If her friend had the obvious right to Arlinghurst, then to Arlinghurst she should go.

"There! That's done it. Stand by to sit on the other if I can't manage it. I see Giddy's given you one of his loathsome little plants. What a bore for you. Perhaps you can exchange it for a bowl at the back door one day."

How soon, Lucy wondered, had Innes begun to suspect? Almost at once? Certainly before the afternoon, when she had turned green on the spot where it had happened.

But she had not been sure until she saw the silver rosette on Lucy's palm, and learned where it had been found.

Poor Innes. Poor Innes, who was paying forfeit.

"Tax-i!" yelled a voice along the corridor.

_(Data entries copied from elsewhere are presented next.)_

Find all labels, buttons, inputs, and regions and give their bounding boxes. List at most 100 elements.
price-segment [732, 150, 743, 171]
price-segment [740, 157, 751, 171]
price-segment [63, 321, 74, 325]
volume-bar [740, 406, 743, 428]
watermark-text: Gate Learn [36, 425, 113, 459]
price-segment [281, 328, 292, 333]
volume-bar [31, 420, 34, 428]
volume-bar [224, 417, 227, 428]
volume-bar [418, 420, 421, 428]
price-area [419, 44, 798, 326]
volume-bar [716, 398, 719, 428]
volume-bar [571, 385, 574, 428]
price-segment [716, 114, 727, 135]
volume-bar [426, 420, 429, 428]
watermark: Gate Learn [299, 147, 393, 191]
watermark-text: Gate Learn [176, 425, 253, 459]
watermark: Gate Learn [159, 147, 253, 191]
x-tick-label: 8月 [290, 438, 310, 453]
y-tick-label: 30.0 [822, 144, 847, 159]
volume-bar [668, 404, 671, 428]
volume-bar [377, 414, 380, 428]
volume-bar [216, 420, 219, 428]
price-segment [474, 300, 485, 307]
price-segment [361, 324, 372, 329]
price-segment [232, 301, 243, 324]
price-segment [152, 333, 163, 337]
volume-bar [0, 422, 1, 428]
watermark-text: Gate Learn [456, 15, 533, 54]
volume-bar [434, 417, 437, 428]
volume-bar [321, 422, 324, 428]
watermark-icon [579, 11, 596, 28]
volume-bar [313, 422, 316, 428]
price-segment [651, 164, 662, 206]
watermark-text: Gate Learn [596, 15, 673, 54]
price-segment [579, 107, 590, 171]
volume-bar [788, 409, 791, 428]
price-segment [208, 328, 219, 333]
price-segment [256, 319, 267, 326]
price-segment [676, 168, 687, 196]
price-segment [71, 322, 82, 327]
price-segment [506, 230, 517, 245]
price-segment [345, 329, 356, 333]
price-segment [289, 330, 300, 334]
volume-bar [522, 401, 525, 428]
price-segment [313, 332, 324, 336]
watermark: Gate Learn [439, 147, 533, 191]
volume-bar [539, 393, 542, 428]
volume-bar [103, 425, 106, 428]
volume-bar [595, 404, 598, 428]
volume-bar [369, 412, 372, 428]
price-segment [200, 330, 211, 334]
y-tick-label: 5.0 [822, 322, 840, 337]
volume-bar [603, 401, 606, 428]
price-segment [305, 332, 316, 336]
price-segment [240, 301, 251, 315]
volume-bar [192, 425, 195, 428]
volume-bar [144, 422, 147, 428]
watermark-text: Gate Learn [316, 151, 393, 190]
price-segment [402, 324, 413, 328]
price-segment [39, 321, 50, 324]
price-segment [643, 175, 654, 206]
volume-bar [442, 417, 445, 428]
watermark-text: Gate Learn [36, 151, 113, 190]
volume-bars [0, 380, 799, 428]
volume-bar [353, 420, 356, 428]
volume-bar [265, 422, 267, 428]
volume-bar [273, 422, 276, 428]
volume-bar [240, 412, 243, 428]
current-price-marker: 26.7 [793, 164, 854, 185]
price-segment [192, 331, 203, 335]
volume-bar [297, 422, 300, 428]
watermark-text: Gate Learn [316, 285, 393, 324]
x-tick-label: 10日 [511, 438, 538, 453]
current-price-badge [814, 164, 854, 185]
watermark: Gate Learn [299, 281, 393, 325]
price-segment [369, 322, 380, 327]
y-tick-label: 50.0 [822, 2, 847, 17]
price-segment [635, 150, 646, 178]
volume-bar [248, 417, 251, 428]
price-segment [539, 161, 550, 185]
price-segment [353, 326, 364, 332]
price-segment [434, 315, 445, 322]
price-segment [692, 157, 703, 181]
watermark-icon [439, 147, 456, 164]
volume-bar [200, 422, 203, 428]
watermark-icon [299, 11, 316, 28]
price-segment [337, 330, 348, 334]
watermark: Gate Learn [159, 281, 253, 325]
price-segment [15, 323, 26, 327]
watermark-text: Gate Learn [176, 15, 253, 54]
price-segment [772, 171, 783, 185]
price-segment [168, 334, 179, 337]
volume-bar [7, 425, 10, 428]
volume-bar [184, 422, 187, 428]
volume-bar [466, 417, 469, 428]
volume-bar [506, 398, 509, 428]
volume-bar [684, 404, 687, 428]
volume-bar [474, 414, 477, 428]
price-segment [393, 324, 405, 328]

"There's your cab. I'll take your things. No, they're quite light; you forget the training I've had. I wish you weren't going, Miss Pym. We shall miss you so much."

Lucy heard herself saying the obvious things. She even heard herself promising Beau that she might come to them for Christmas, when Beau would be home for her first «working» holidays.

Beau put her into the cab, took a tender farewell of her, and said: "The station" to the driver, and the taxi slid into motion and Beau's face smiled a moment beyond the window, and was gone.

The driver pushed back the glass panel and asked: "London train, lady?" Yes, Lucy said, to London.

And in London she would stay. In London was her own, safe, nice, calm, collected existence, and in future she would be content with it. She would even give up lecturing on psychology.

What did she know about psychology anyhow?

As a psychologist she was a first-rate teacher of French.

She could write a book about character as betrayed by facial characteristics. At least she had been right about that. Mostly.

Eyebrows that sent people to the stake.

Yes, she would write a book about face-reading.

Under another name, of course. Face-reading was not well seen among the intelligentsia.